Statins and Cholesterol Metabolism

Overview of Statins

  • Statins lower overall lipid levels in the body.

  • Work by inhibiting HMG CoA reductase, a critical enzyme in cholesterol metabolism.

  • Important medications that decrease cardiovascular disease complications (e.g., strokes, heart attacks, peripheral vascular disease).

Role of Cholesterol

  • Cholesterol is vital for cell structure and function.

  • Used in:

    • Cell membrane synthesis.

    • Synthesis of steroid hormones and vitamin D.

    • Formation of bile.

  • Sourced from diet and synthesized by the liver.

Lipid Absorption and Transport

  • Fats and cholesterol from diet absorbed by the small intestines.

  • Lipoproteins created to transport fats and cholesterol, as they are not water-soluble:

    • Chylomicrons:

      • Largest, least dense lipoproteins packed by intestinal cells.

      • Released into lymphatic system, then blood via subclavian vein.

  • Liver Synthesis of Cholesterol:

    • Occurs via the mevalonate pathway in smooth endoplasmic reticulum of liver cells.

    • Begins with two acetyl CoA molecules forming acetoacetyl CoA.

    • Acetoacetyl CoA and acetyl CoA combine to form HMG CoA using HMG CoA synthase.

    • HMG CoA is reduced to mevalonate by HMG CoA reductase (rate limiting step).

Types of Lipoproteins

  • Very Low-Density Lipoproteins (VLDL):

    • Carries triglycerides and cholesterol from the liver to body.

    • Upon unloading triglycerides, convert to LDL.

  • Low-Density Lipoproteins (LDL):

    • Smaller and denser than VLDL.

    • Delivers cholesterol throughout the body.

  • High-Density Lipoproteins (HDL):

    • Smallest but densest lipoprotein.

    • Carries excess cholesterol from tissues back to liver.
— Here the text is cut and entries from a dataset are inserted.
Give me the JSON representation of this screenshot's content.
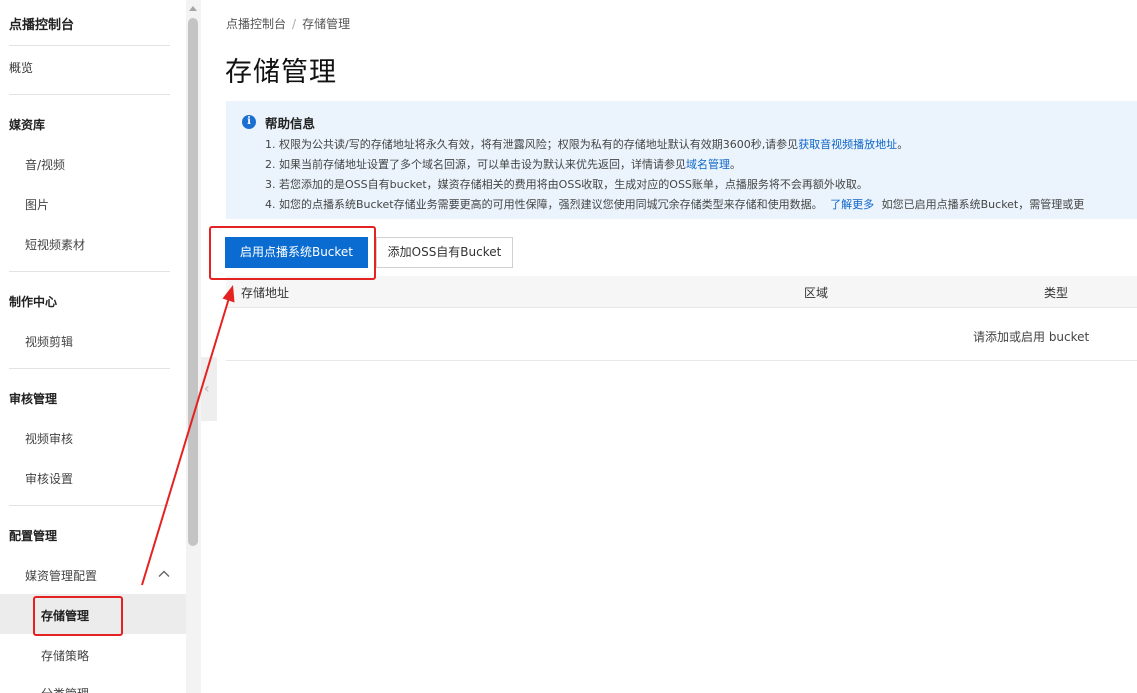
{
  "sidebar": {
    "title": "点播控制台",
    "overview": "概览",
    "groups": [
      {
        "label": "媒资库",
        "items": [
          "音/视频",
          "图片",
          "短视频素材"
        ]
      },
      {
        "label": "制作中心",
        "items": [
          "视频剪辑"
        ]
      },
      {
        "label": "审核管理",
        "items": [
          "视频审核",
          "审核设置"
        ]
      },
      {
        "label": "配置管理",
        "items": [
          "媒资管理配置"
        ]
      }
    ],
    "sub_items": {
      "active": "存储管理",
      "next": "存储策略",
      "partial": "分类管理"
    }
  },
  "breadcrumb": {
    "root": "点播控制台",
    "separator": "/",
    "current": "存储管理"
  },
  "page": {
    "title": "存储管理"
  },
  "help": {
    "icon": "info-icon",
    "title": "帮助信息",
    "line1_text": "1. 权限为公共读/写的存储地址将永久有效，将有泄露风险；权限为私有的存储地址默认有效期3600秒,请参见",
    "line1_link": "获取音视频播放地址",
    "line1_end": "。",
    "line2_text": "2. 如果当前存储地址设置了多个域名回源，可以单击设为默认来优先返回，详情请参见",
    "line2_link": "域名管理",
    "line2_end": "。",
    "line3_text": "3. 若您添加的是OSS自有bucket，媒资存储相关的费用将由OSS收取，生成对应的OSS账单，点播服务将不会再额外收取。",
    "line4_text": "4. 如您的点播系统Bucket存储业务需要更高的可用性保障，强烈建议您使用同城冗余存储类型来存储和使用数据。",
    "line4_link": "了解更多",
    "line4_end": "如您已启用点播系统Bucket，需管理或更"
  },
  "actions": {
    "enable_bucket": "启用点播系统Bucket",
    "add_oss_bucket": "添加OSS自有Bucket"
  },
  "table": {
    "columns": [
      "存储地址",
      "区域",
      "类型"
    ],
    "empty_text": "请添加或启用 bucket"
  },
  "colors": {
    "primary": "#0a6cd0",
    "link": "#0d64c8",
    "help_bg": "#ebf4fc",
    "highlight": "#e52222"
  }
}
    • Opposite function of LDL.

Cholesterol Accumulation and Cardiovascular Risk

  • Excess LDL leads to cholesterol buildup in tissues, especially endothelial cells lining blood vessels.
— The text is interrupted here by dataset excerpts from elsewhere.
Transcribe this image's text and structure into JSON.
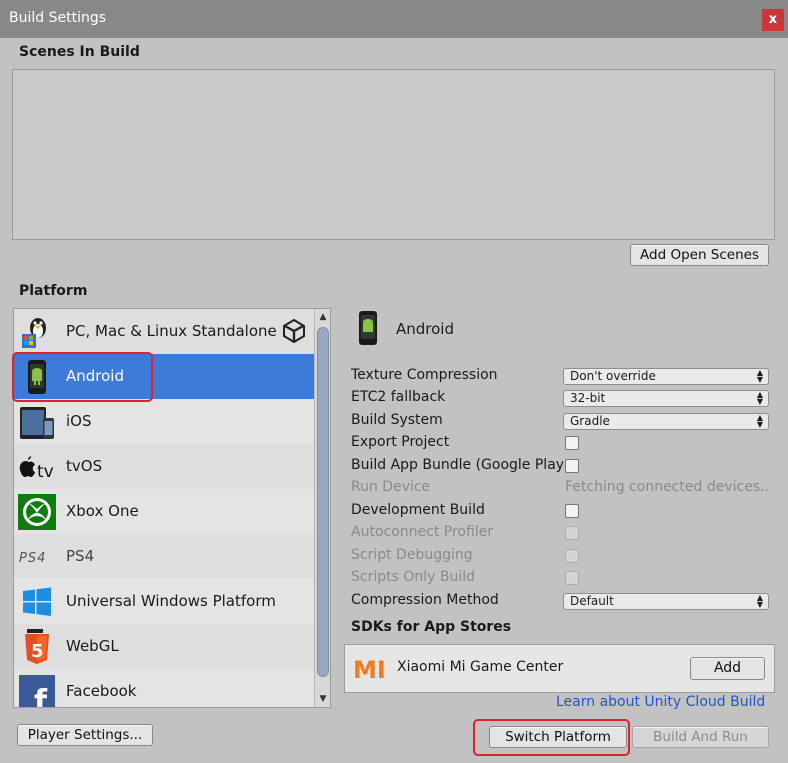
{
  "window": {
    "title": "Build Settings",
    "close_glyph": "x"
  },
  "scenes": {
    "heading": "Scenes In Build",
    "add_open_scenes_label": "Add Open Scenes"
  },
  "platform": {
    "heading": "Platform",
    "items": [
      {
        "label": "PC, Mac & Linux Standalone",
        "icon": "pc-mac-linux-icon"
      },
      {
        "label": "Android",
        "icon": "android-icon",
        "selected": true
      },
      {
        "label": "iOS",
        "icon": "ios-icon"
      },
      {
        "label": "tvOS",
        "icon": "tvos-icon"
      },
      {
        "label": "Xbox One",
        "icon": "xbox-icon"
      },
      {
        "label": "PS4",
        "icon": "ps4-icon"
      },
      {
        "label": "Universal Windows Platform",
        "icon": "windows-icon"
      },
      {
        "label": "WebGL",
        "icon": "html5-icon"
      },
      {
        "label": "Facebook",
        "icon": "facebook-icon"
      }
    ],
    "tvos_text": "tv",
    "ps4_text": "PS4",
    "html5_text": "5",
    "facebook_text": "f"
  },
  "android_settings": {
    "header_label": "Android",
    "texture_compression": {
      "label": "Texture Compression",
      "value": "Don't override"
    },
    "etc2_fallback": {
      "label": "ETC2 fallback",
      "value": "32-bit"
    },
    "build_system": {
      "label": "Build System",
      "value": "Gradle"
    },
    "export_project": {
      "label": "Export Project",
      "checked": false
    },
    "build_app_bundle": {
      "label": "Build App Bundle (Google Play",
      "checked": false
    },
    "run_device": {
      "label": "Run Device",
      "value": "Fetching connected devices.."
    },
    "development_build": {
      "label": "Development Build",
      "checked": false
    },
    "autoconnect_profiler": {
      "label": "Autoconnect Profiler",
      "checked": false
    },
    "script_debugging": {
      "label": "Script Debugging",
      "checked": false
    },
    "scripts_only_build": {
      "label": "Scripts Only Build",
      "checked": false
    },
    "compression_method": {
      "label": "Compression Method",
      "value": "Default"
    }
  },
  "sdks": {
    "heading": "SDKs for App Stores",
    "logo_text": "MI",
    "items": [
      {
        "name": "Xiaomi Mi Game Center",
        "action_label": "Add"
      }
    ],
    "learn_link": "Learn about Unity Cloud Build"
  },
  "footer": {
    "player_settings_label": "Player Settings...",
    "switch_platform_label": "Switch Platform",
    "build_and_run_label": "Build And Run"
  },
  "colors": {
    "selection": "#3e7bd8",
    "highlight": "#e0222a",
    "link": "#2255cc",
    "mi_orange": "#f07c1e"
  }
}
  • Increased cholesterol forms fatty deposits, risking cardiovascular complications (e.g., strokes, myocardial infarctions).

Mechanism of Action of Statins

  • Common statins:

    • Simvastatin, Lovastatin, Pravastatin.

    • More potent newer options: Atorvastatin and Rosuvastatin.

  • All statins:

    • Inhibit cholesterol synthesis in the liver.

    • Structurally similar to HMG CoA, preventing substrate binding to HMG CoA reductase.

    • Decrease cholesterol synthesis maximally.

  • Increased LDL receptors on hepatic cells enhance cholesterol uptake from blood.

  • Results:

    • Decreased LDL levels.

    • Increased HDL levels.

    • Moderate decrease in triglycerides (VLDLs).

Statin Metabolism and Side Effects

  • Metabolized by cytochrome P450 enzymes in liver.

  • Interactions with medications that affect CYP450 activity should be monitored.

  • Common side effects include gastrointestinal issues and rashes.

  • Serious side effects:

    • Myalgia (muscle pain).

    • Rhabdomyolysis (muscle breakdown) due to decreased coenzyme Q (essential for ATP production in muscle cells).

  • Rare hepatotoxicity, especially in those with liver disease.

  • Teratogenic effects; contraindicated in pregnancy.

Mnemonic for Statins

  • The video suggests creating a mnemonic to facilitate memory retention regarding statins and their effects.